Existen diferentes técnicas de biología molecular para interferir con la expresión de un gen. Estas técnicas varían en las herramientas utilizadas, en el tiempo necesario para conseguir un resultado positivo y en la especificidad del mismo. Dentro de estas técnicas se encuentran:
- el knockout (en español, noqueo) de genes es una técnica en la que el gen endógeno se extrae: se intercambia por recombinación homóloga por una versión mutada (que se introduce). Esta versión mutada puede eliminar prácticamente toda la secuencia del gen o bien dejar la expresión de los primeros exones, pero es preferible no dejar casi nada; esta técnica es la que se describe en el apartado "Metododología". Suelen requerirse varios meses para obtener individuos modificados (sobre todo en el caso de los ratones), aunque presentan la ventaja de ser muy específicos: estos organismos únicamente presentan carencia del gen diana.

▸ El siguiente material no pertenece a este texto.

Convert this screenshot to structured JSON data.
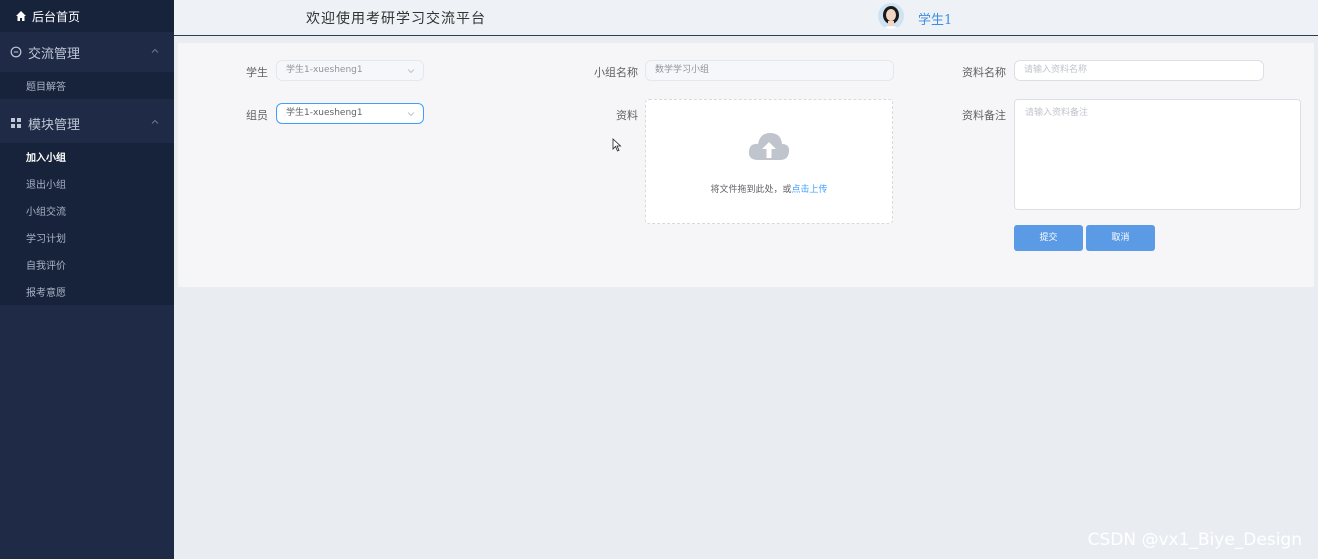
{
  "sidebar": {
    "home_label": "后台首页",
    "groups": [
      {
        "label": "交流管理",
        "icon": "chat-icon",
        "items": [
          "题目解答"
        ]
      },
      {
        "label": "模块管理",
        "icon": "grid-icon",
        "items": [
          "加入小组",
          "退出小组",
          "小组交流",
          "学习计划",
          "自我评价",
          "报考意愿"
        ]
      }
    ],
    "active_item": "加入小组"
  },
  "header": {
    "welcome": "欢迎使用考研学习交流平台",
    "username": "学生1"
  },
  "form": {
    "student_label": "学生",
    "student_value": "学生1-xuesheng1",
    "group_name_label": "小组名称",
    "group_name_value": "数学学习小组",
    "material_name_label": "资料名称",
    "material_name_placeholder": "请输入资料名称",
    "member_label": "组员",
    "member_value": "学生1-xuesheng1",
    "material_label": "资料",
    "upload_text": "将文件拖到此处，或",
    "upload_link": "点击上传",
    "note_label": "资料备注",
    "note_placeholder": "请输入资料备注",
    "submit_label": "提交",
    "cancel_label": "取消"
  },
  "watermark": "CSDN @vx1_Biye_Design",
  "colors": {
    "sidebar_bg": "#1f2b46",
    "accent": "#409eff",
    "button": "#5b9be6"
  }
}
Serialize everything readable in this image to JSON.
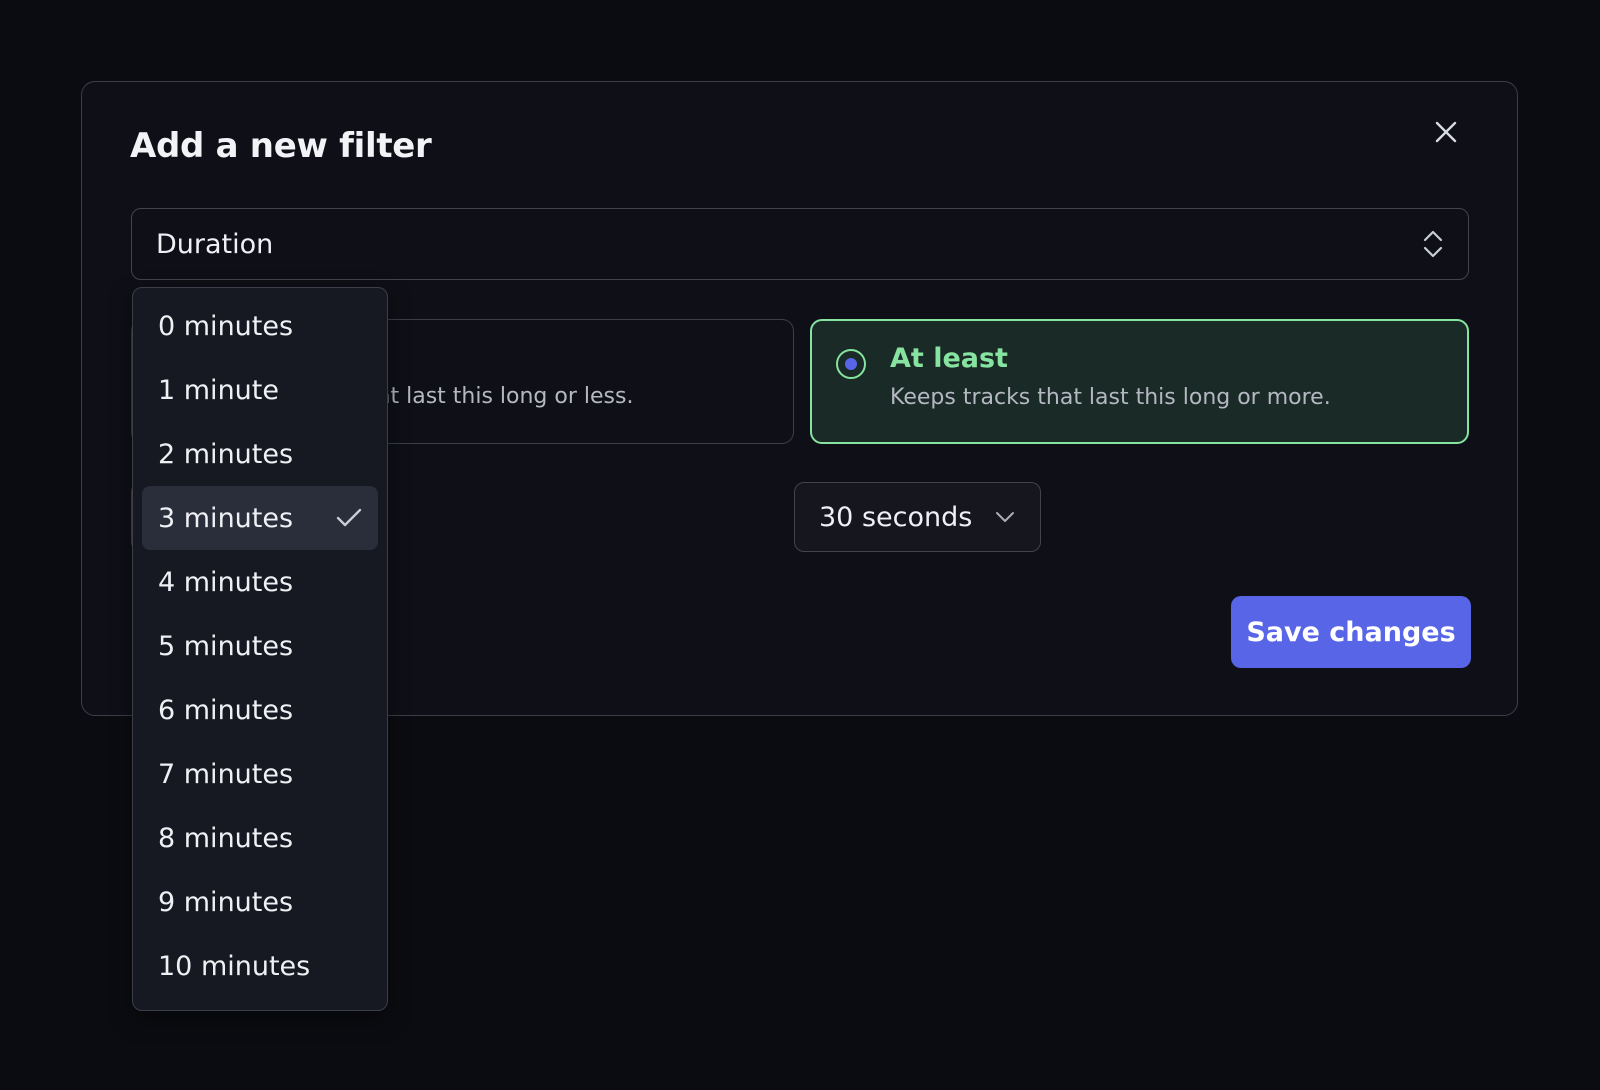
{
  "dialog": {
    "title": "Add a new filter",
    "close_icon": "close-icon"
  },
  "field_select": {
    "value": "Duration",
    "icon": "chevron-up-down-icon"
  },
  "options": {
    "at_most": {
      "title": "",
      "description": "at last this long or less.",
      "selected": false
    },
    "at_least": {
      "title": "At least",
      "description": "Keeps tracks that last this long or more.",
      "selected": true
    }
  },
  "minutes_select": {
    "options": [
      "0 minutes",
      "1 minute",
      "2 minutes",
      "3 minutes",
      "4 minutes",
      "5 minutes",
      "6 minutes",
      "7 minutes",
      "8 minutes",
      "9 minutes",
      "10 minutes"
    ],
    "selected": "3 minutes",
    "check_icon": "check-icon"
  },
  "seconds_select": {
    "value": "30 seconds",
    "icon": "chevron-down-icon"
  },
  "save_button": {
    "label": "Save changes"
  },
  "colors": {
    "background": "#0b0c11",
    "accent": "#5865e6",
    "success": "#86e3a0"
  }
}
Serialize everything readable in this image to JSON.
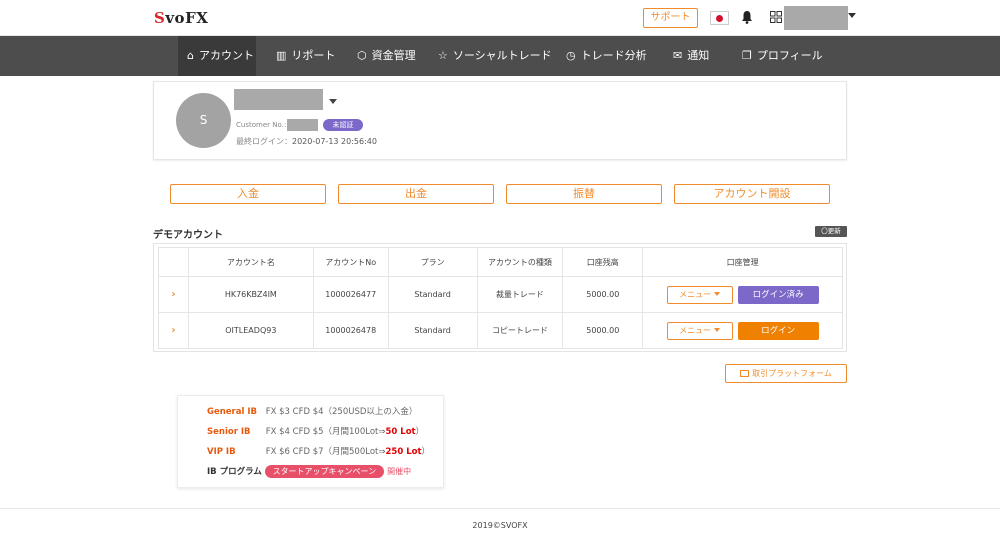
{
  "header": {
    "logo_prefix": "S",
    "logo_rest": "voFX",
    "support_label": "サポート",
    "flag_icon": "japan-flag-icon",
    "bell_icon": "bell-icon",
    "apps_icon": "grid-icon"
  },
  "nav": {
    "items": [
      {
        "icon": "home-icon",
        "glyph": "⌂",
        "label": "アカウント"
      },
      {
        "icon": "chart-icon",
        "glyph": "▥",
        "label": "リポート"
      },
      {
        "icon": "wallet-icon",
        "glyph": "⬡",
        "label": "資金管理"
      },
      {
        "icon": "star-icon",
        "glyph": "☆",
        "label": "ソーシャルトレード"
      },
      {
        "icon": "clock-icon",
        "glyph": "◷",
        "label": "トレード分析"
      },
      {
        "icon": "mail-icon",
        "glyph": "✉",
        "label": "通知"
      },
      {
        "icon": "document-icon",
        "glyph": "❐",
        "label": "プロフィール"
      }
    ]
  },
  "profile": {
    "avatar_letter": "S",
    "customer_no_label": "Customer No.:",
    "status_badge": "未認証",
    "last_login_label": "最終ログイン：",
    "last_login_value": "2020-07-13 20:56:40"
  },
  "actions": {
    "deposit": "入金",
    "withdraw": "出金",
    "transfer": "振替",
    "open_account": "アカウント開設"
  },
  "demo": {
    "title": "デモアカウント",
    "refresh": "〇更新",
    "columns": [
      "アカウント名",
      "アカウントNo",
      "プラン",
      "アカウントの種類",
      "口座残高",
      "口座管理"
    ],
    "rows": [
      {
        "name": "HK76KBZ4IM",
        "number": "1000026477",
        "plan": "Standard",
        "type": "裁量トレード",
        "balance": "5000.00",
        "menu": "メニュー",
        "login": "ログイン済み"
      },
      {
        "name": "OITLEADQ93",
        "number": "1000026478",
        "plan": "Standard",
        "type": "コピートレード",
        "balance": "5000.00",
        "menu": "メニュー",
        "login": "ログイン"
      }
    ]
  },
  "platform_label": "取引プラットフォーム",
  "ib": {
    "general_tier": "General IB",
    "general_text": "FX $3 CFD $4（250USD以上の入金）",
    "senior_tier": "Senior IB",
    "senior_text": "FX $4 CFD $5（月間100Lot⇒",
    "senior_hl": "50 Lot",
    "senior_end": "）",
    "vip_tier": "VIP IB",
    "vip_text": "FX $6 CFD $7（月間500Lot⇒",
    "vip_hl": "250 Lot",
    "vip_end": "）",
    "program_label": "IB プログラム",
    "campaign_label": "スタートアップキャンペーン",
    "ongoing_label": "開催中"
  },
  "footer": "2019©SVOFX"
}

- en la transgénesis, se introducen secuencias dentro del gen original que lo alteran, para producir modificaciones que generen proteínas no funcionales. En este caso, los organismos obtenidos se denominan, por ejemplo, "ratones transgénicos". Suele ser una técnica más rápida, cuyo inconveniente es que el gen endógeno aún está presente, y puede producir una proteína, aunque mutada, que puede interferir con otras moléculas de la vía a la que pertenece. Además, puede producirse por azar una nueva mutación que revierta la modificación introducida, generando de nuevo la proteína original, suceso que tiene lugar con una cierta frecuencia.
- se pueden obtener mutantes utilizando un producto mutagénico (como el EMS, por etil metanosulfanato), que producen mutaciones al azar, y seleccionar luego organismos que lleven codones "STOP" en la secuencia de interés. Es un método rápido de obtener mutantes, aunque no es específico para la secuencia diana.
- se pueden introducir en el genoma de un organismo secuencias de ADN que expresen moléculas de ARN interferente. Estas moléculas interfieren de forma específica con la expresión del gen diana, produciendo generalmente una disminución de la expresión (que se denomina "knockdown" por este motivo). Esta técnica es más rápida que la obtención de un organismo "knockout", pero no produce una eliminación completa de la expresión y además la secuencia introducida que codifica para el ARN interferente puede también sufrir mutaciones, inactivando el efecto deseado.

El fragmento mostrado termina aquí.